Jimmy Barnes was, by the mid-1980s, one of the most distinctive voices in Australian rock — raw, physically overwhelming, a vocalist who approached every performance as if something essential was at stake. His presence alongside Hutchence creates a collision of two entirely different vocal personalities: Hutchence’s cool, gliding sensuality against Barnes’s incandescent urgency. The result is electric in the specific way that can only happen when two genuinely great performers with genuinely different approaches find themselves in the same room, pointed in the same direction.

“Good Times” closes this collection on a note of pure, unambiguous joy — a reminder that before INXS was a cultural phenomenon, before they were the subjects of documentaries and retrospectives and anniversary editions, they were a band of musicians who loved playing music, who understood that the point of all the sophistication and craft was, ultimately, to make people feel something good. The song achieves that completely, which is why it remains, decades after its recording, as irresistible as the moment it was made.

The Legacy of INXS: Why This Music Still Matters

In the years since Michael Hutchence’s death in November 1997, the INXS catalog has continued to grow in cultural significance in ways that could not have been predicted at the time. The band’s music has appeared in films, television series, advertising campaigns, and streaming playlists with a frequency that speaks to its genuine timelessness — its capacity to function across contexts, to speak to new listeners who were not alive when the recordings were made, to feel not like nostalgia but like discovery.

This is the mark of music that was genuinely great rather than merely popular. Popular music from any given era often sounds, in retrospect, like a document of that era’s production fashions and cultural preoccupations — interesting as history but difficult to encounter as pure sound. The best INXS recordings do not have this problem. They sound like themselves, which is to say they sound like something that cannot be placed or dated or categorized without remainder — something that exceeds the categories applied to it.

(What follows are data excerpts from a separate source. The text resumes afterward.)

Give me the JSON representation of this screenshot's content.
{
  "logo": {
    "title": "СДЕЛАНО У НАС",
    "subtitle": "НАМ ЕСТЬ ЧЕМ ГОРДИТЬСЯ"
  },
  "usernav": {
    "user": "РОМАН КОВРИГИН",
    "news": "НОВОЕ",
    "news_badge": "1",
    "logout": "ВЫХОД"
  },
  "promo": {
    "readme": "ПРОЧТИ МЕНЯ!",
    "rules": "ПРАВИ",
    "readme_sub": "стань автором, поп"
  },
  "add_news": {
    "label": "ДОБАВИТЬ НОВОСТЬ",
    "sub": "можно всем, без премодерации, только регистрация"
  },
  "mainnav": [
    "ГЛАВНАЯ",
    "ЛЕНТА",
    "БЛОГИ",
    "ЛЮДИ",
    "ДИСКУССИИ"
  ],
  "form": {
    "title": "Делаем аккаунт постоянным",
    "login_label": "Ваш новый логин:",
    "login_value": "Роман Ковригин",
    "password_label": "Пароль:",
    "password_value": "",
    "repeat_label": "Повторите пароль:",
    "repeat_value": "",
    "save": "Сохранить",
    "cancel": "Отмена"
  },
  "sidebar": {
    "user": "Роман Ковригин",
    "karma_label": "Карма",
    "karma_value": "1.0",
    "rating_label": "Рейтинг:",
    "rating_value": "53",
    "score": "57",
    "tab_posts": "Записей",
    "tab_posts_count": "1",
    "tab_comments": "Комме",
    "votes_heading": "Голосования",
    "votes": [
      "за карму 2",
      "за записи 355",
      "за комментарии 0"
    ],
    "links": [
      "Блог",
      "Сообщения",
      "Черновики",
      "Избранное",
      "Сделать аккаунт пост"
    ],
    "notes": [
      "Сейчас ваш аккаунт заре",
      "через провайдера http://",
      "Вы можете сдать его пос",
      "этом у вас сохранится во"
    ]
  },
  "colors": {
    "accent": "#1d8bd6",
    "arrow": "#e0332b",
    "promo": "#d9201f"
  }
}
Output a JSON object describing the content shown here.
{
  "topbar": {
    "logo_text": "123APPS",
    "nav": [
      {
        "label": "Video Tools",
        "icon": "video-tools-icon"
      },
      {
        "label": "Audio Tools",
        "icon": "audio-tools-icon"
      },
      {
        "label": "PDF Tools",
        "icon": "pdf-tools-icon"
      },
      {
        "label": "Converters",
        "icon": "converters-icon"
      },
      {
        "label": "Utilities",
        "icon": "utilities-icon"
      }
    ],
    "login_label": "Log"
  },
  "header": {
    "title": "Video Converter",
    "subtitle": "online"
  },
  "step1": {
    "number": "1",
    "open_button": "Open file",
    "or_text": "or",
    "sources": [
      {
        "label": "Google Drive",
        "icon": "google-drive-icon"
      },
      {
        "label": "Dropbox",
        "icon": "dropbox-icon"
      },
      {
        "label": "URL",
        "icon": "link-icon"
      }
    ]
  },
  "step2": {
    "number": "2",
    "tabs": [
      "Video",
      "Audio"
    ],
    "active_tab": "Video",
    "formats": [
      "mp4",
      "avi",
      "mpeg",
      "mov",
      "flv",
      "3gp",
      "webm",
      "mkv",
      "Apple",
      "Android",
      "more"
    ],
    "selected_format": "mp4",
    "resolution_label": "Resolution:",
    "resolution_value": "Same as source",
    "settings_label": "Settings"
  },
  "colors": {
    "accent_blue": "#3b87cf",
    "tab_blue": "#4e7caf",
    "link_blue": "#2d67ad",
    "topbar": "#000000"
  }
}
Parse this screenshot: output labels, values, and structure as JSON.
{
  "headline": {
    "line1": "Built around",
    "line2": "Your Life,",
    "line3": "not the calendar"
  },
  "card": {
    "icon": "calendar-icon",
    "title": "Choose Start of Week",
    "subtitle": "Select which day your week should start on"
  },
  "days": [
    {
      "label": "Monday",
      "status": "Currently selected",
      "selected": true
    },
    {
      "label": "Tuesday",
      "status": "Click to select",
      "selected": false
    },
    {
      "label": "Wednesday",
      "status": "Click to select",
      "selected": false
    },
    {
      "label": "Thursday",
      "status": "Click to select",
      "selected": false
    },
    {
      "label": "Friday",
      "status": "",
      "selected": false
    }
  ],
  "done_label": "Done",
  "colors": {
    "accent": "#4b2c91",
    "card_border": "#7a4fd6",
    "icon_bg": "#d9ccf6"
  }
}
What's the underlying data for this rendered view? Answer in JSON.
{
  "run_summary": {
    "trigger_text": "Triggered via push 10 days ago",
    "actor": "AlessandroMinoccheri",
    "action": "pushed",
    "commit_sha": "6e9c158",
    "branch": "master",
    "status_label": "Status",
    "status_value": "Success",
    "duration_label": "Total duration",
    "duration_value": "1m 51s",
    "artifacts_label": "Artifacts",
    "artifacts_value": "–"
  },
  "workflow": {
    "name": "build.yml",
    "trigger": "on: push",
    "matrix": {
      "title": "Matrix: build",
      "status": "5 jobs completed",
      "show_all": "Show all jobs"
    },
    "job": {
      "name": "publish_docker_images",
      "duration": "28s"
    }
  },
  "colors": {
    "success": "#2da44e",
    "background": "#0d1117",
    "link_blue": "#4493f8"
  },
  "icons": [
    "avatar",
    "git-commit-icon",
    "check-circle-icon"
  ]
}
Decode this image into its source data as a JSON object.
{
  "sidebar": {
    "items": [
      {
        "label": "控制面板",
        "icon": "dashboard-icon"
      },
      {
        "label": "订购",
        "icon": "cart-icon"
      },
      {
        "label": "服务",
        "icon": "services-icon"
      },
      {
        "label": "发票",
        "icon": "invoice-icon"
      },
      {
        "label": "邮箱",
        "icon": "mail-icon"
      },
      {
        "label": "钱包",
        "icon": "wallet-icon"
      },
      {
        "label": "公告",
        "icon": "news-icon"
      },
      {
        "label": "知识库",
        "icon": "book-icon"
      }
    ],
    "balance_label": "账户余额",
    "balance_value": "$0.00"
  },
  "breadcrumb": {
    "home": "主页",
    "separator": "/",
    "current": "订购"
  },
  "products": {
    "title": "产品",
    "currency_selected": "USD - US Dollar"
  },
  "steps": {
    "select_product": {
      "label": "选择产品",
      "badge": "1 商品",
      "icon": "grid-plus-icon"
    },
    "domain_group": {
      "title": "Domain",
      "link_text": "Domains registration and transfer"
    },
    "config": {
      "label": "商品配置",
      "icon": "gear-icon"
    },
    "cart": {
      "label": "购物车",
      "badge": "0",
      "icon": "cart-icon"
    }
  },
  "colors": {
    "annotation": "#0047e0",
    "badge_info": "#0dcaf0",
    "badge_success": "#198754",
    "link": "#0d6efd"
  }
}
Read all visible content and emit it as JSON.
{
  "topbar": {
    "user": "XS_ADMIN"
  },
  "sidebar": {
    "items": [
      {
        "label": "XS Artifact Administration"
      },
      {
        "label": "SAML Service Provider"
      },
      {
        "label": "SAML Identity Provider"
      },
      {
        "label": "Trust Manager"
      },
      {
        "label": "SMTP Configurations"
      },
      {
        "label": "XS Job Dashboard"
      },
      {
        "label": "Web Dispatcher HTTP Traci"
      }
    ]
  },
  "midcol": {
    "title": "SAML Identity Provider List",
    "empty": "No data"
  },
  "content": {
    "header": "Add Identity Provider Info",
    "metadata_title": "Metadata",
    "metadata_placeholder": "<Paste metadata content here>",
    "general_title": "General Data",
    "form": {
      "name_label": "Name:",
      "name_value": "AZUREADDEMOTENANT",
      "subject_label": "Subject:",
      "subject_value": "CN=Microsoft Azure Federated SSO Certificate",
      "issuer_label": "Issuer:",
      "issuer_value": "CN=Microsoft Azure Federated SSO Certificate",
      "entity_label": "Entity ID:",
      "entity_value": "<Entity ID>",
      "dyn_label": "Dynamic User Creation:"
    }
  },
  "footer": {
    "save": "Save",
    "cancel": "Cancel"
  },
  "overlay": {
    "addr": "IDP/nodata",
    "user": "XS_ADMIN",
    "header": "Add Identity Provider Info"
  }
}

The songwriting partnership between Andrew Farriss and Michael Hutchence is, in retrospect, one of the great unacknowledged creative collaborations in rock history. Farriss’s musical intelligence — his harmonic sensibility, his production instincts, his ability to build arrangements that were simultaneously complex and immediately accessible — met Hutchence’s lyrical intuition and vocal presence in a combination that produced song after song that felt inevitable, like it could not have been written any other way. The ten tracks gathered in Need You Tonight (And Other Hits!) are the most compelling possible evidence for that assessment.

A Listening Experience Designed for Discovery and Return

What Sunset Special Markets has assembled in Need You Tonight (And Other Hits!) is something that functions simultaneously as an entry point and as a reward for long familiarity. For the listener encountering INXS seriously for the first time — perhaps through the renewed interest generated by the band’s continuing presence in streaming culture, perhaps through the influence of younger artists who have cited INXS as foundational — this collection offers the most efficient possible route to understanding why this band mattered. Ten tracks, across ten distinct emotional and sonic registers, spanning the full arc of the band’s creative development, each one representing a different facet of a singular and irreplaceable artistic identity.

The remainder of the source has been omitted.